Streptococcus pneumoniae Infection aggravates experimental autoimmune encephalomyelitis via Toll-like receptor 2.

The course of autoimmune inflammatory diseases of the central nervous system (CNS) can be influenced by infections. Here we assessed the disease-modulating effects of the most frequent respiratory pathogen Streptococcus pneumonia on the course of experimental autoimmune encephalomyelitis (EAE). Mice were immunized with myelin oligodendrocyte glycoprotein 35-55 (MOG(35-55)) peptide, challenged intraperitoneally with live S. pneumoniae type 3, and then treated with ceftriaxone. EAE was monitored by a clinical score for 35 days after immunization. EAE was unaltered in mice infected with S. pneumoniae 2 days before and 21 days after the first MOG(35-55) injection but was more severe in animals infected 7 days after the first MOG(35-55) injection.
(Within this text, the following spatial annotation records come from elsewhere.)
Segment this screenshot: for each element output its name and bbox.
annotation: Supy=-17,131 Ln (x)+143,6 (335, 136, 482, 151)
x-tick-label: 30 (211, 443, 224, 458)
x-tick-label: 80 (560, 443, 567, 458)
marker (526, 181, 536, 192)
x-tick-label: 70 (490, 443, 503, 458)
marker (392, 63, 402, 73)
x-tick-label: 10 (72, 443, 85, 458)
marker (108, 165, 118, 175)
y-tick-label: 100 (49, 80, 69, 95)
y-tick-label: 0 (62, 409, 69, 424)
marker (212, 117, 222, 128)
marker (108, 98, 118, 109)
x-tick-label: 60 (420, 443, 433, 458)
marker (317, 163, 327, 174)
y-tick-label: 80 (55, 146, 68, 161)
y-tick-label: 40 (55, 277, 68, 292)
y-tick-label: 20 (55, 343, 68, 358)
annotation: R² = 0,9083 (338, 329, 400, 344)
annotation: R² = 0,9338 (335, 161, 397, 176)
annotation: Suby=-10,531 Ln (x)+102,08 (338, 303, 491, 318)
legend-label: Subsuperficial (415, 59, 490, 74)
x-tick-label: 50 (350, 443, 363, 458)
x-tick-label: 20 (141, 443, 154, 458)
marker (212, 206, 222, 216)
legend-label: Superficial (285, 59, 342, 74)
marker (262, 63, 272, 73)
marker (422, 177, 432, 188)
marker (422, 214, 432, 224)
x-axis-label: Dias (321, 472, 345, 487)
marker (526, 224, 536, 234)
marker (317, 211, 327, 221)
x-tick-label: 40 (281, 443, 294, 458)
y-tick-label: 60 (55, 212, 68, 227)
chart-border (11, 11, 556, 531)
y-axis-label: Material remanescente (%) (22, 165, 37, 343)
The antigen-driven systemic T-cell response was unaltered, and the intraspinal Th1 cytokine mRNA concentrations at the peak of disease were unchanged. The composition of CNS-infiltrating cells and subsequent tissue destruction were only slightly increased after S. pneumoniae infection. In contrast, the serum levels of tumor necrosis factor alpha and interleukin-6 and spinal interleukin-6 levels were elevated, and the expression of major histocompatibility complex class II molecules, CD80, and CD86 on splenic dendritic cells were enhanced early after infection. Serum cytokine concentrations were not elevated, and EAE was not aggravated by S. pneumoniae infection in Toll-like receptor 2 (TLR2)-deficient mice. In conclusion, infection with S. pneumoniae worsens EAE probably by elevation of proinflammatory cytokines and activation of dendritic cells in the systemic circulation via TLR2 and cross talk through the blood-brain barrier.

Innate immunity mediated by TLR9 modulates pathogenicity in an animal model of multiple sclerosis.

Inflammatory diseases of the CNS, such as MS and its animal model EAE, are characterized by infiltration of activated lymphocytes and phagocytes into the CNS. Within the CNS, activation of resident cells initiates an inflammatory cascade, leading to tissue destruction, demyelination, and neurologic deficit. TLRs recognize microbes and are pivotal mediators of innate immunity. Within the CNS, augmented TLR expression during EAE is observed, even in the absence of any apparent microbial involvement. To determine the functional relevance of this phenomenon during sterile autoimmunity, we studied the role of different TLRs as well as their common signaling adaptor MyD88 in the development of EAE. We found that MyD88 mice were completely EAE resistant. Surprisingly, this protection is partly due to engagement of the CpG receptor TLR9. Restricting the MyD88 or TLR9 mutation to host radio-resistant cells, including the cells within the CNS, revealed that engagement of radio-resistant cells modulated the disease course and histopathological changes. Our data clearly demonstrate that both TLR9 and MyD88 are essential modulators of the autoimmune process during the effector phase of disease and suggest that endogenous "danger signals" modulate the disease pathogenesis.